AS we write, Pat Gilroy is reflecting on a job quite brilliantly done while mulling over the inevitable question, "How do I top that? Or do I even try?" We can already hear the audible gasps of Mister Diehard Dub, coupled with the plaintive cry: "In the name of Heffo, don't go!"
Forgive us for paraphrasing some of our fundamentalist friends from Wapping; we refer to the merciless headline writers who routinely stuck the boot into Bobby Robson during his oft-troubled tenure in the England football hotseat.
"In the name of God, go!" they demanded after England lost all three matches (including a timeless classic against the Boyez in Green) at Euro '88. "In the name of Allah, go!" they subsequently implored after England could only draw with Saudi Arabia.
But Robson refused to be driven out by the red-tops and eventually had the last laugh -- of sorts -- by leading England to within a penalty shootout of reaching the 1990 World Cup final.
He bowed out with his head held high, and long before his death he was revered as 'Sir Bobby', a universally loved legend as opposed to a caricature subjected to serial lampooning.
Still, it could have been worse: he could have been Graham 'Turnip Head' Taylor, who didn't even have the chance to bow out on a relative high or with his reputation still intact.
Pat Gilroy is certainly no failed England manager but, over the past three years, he has occupied the GAA managerial equivalent in terms of high profile and constant pressure.

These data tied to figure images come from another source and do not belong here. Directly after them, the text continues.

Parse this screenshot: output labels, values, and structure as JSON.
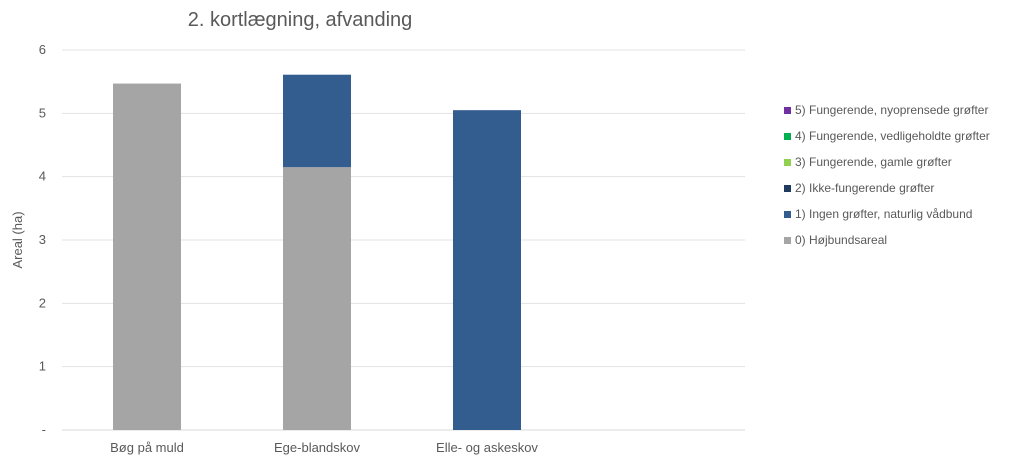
{
  "chart_data": {
    "type": "bar",
    "stacked": true,
    "title": "2. kortlægning, afvanding",
    "xlabel": "",
    "ylabel": "Areal (ha)",
    "ylim": [
      0,
      6
    ],
    "yticks": [
      "-",
      "1",
      "2",
      "3",
      "4",
      "5",
      "6"
    ],
    "grid": true,
    "legend_position": "right",
    "categories": [
      "Bøg på muld",
      "Ege-blandskov",
      "Elle- og askeskov"
    ],
    "series": [
      {
        "name": "0) Højbundsareal",
        "color": "#a5a5a5",
        "values": [
          5.47,
          4.15,
          0
        ]
      },
      {
        "name": "1) Ingen grøfter, naturlig vådbund",
        "color": "#335d8f",
        "values": [
          0,
          1.46,
          5.05
        ]
      },
      {
        "name": "2) Ikke-fungerende grøfter",
        "color": "#1f3a5f",
        "values": [
          0,
          0,
          0
        ]
      },
      {
        "name": "3) Fungerende, gamle grøfter",
        "color": "#92d050",
        "values": [
          0,
          0,
          0
        ]
      },
      {
        "name": "4) Fungerende, vedligeholdte grøfter",
        "color": "#00b050",
        "values": [
          0,
          0,
          0
        ]
      },
      {
        "name": "5) Fungerende, nyoprensede grøfter",
        "color": "#7030a0",
        "values": [
          0,
          0,
          0
        ]
      }
    ]
  }
}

All the while, he has doubled up as the head man of a successful business.
That can't have been easy but, while juggling these various balls, he has pulled off the singularly difficult task of transforming a Dublin team from perennial August failures into the high kings of September.

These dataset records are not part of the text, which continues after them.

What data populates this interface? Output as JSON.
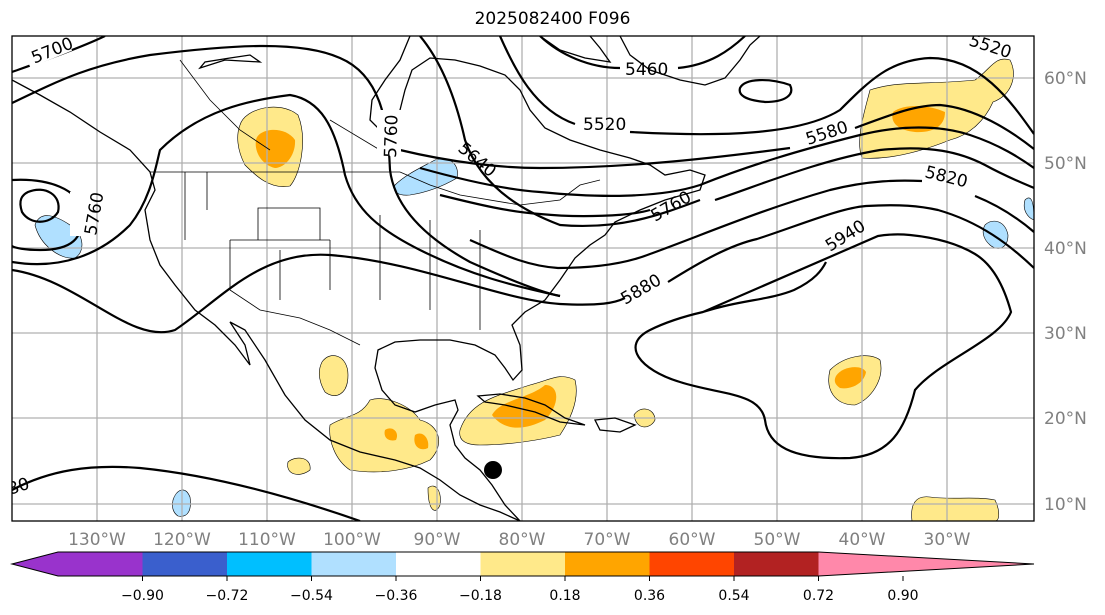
{
  "title": "2025082400 F096",
  "map": {
    "lon_labels": [
      "130°W",
      "120°W",
      "110°W",
      "100°W",
      "90°W",
      "80°W",
      "70°W",
      "60°W",
      "50°W",
      "40°W",
      "30°W"
    ],
    "lat_labels": [
      "60°N",
      "50°N",
      "40°N",
      "30°N",
      "20°N",
      "10°N"
    ],
    "contour_labels": {
      "c5700": "5700",
      "c5760_west": "5760",
      "c5760_canada": "5760",
      "c5640": "5640",
      "c5460": "5460",
      "c5520_east": "5520",
      "c5520_ne": "5520",
      "c5580": "5580",
      "c5760_atl": "5760",
      "c5820": "5820",
      "c5880": "5880",
      "c5940": "5940",
      "c80": "80"
    },
    "storm_marker": "black-dot"
  },
  "colorbar": {
    "ticks": [
      "−0.90",
      "−0.72",
      "−0.54",
      "−0.36",
      "−0.18",
      "0.18",
      "0.36",
      "0.54",
      "0.72",
      "0.90"
    ],
    "colors": [
      "#9933cc",
      "#000080",
      "#3a5fcd",
      "#00bfff",
      "#b0e0ff",
      "#ffffff",
      "#ffe98a",
      "#ffa500",
      "#ff4500",
      "#b22222",
      "#ff88aa"
    ]
  }
}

Now the fear among Dublin GAA supporters is that Gilroy could do a 'Sir Bobby' on it, bowing out with his head high, having achieved his mission statement of late 2008 -- to bring Sam back to the capital.
Or, to put a more homegrown spin on it, he could follow the path of Dr Pat O'Neill (for Dublin in '95) or Donal O'Grady (for the Cork hurlers in '04) or Jack O'Connor (for Kerry in '06) or Liam Sheedy (for the Tipperary hurlers last year) by quitting at the pinnacle.
We can't surmise why exactly all these men departed without seeking to defend their crown.
There are clear parallels, though, with Sheedy, a busy working man with a young family who managed Tipp for three years, building incrementally towards that long-awaited All-Ireland breakthrough.
Gilroy was non-committal on his future, speaking to the Herald at last night's charity match in Parnell Park. If he does opt out, he will leave with heartfelt gratitude and good wishes from all Sky Blue devotees.
But they will all hope he hangs around, not because there is any guarantee of defending Sam (the odds are stacked against it) but because any change now could affect the squad's momentum.
In football, only Kerry have retained the All-Ireland in the past 20 years. True, that was achieved by a new manager (Pat O'Shea) in '07; but multi-talented Kerry is not your typical example.
Dublin need Gilroy to build on last Sunday.
For the team's sake, hopefully Gilroy needs Dublin too.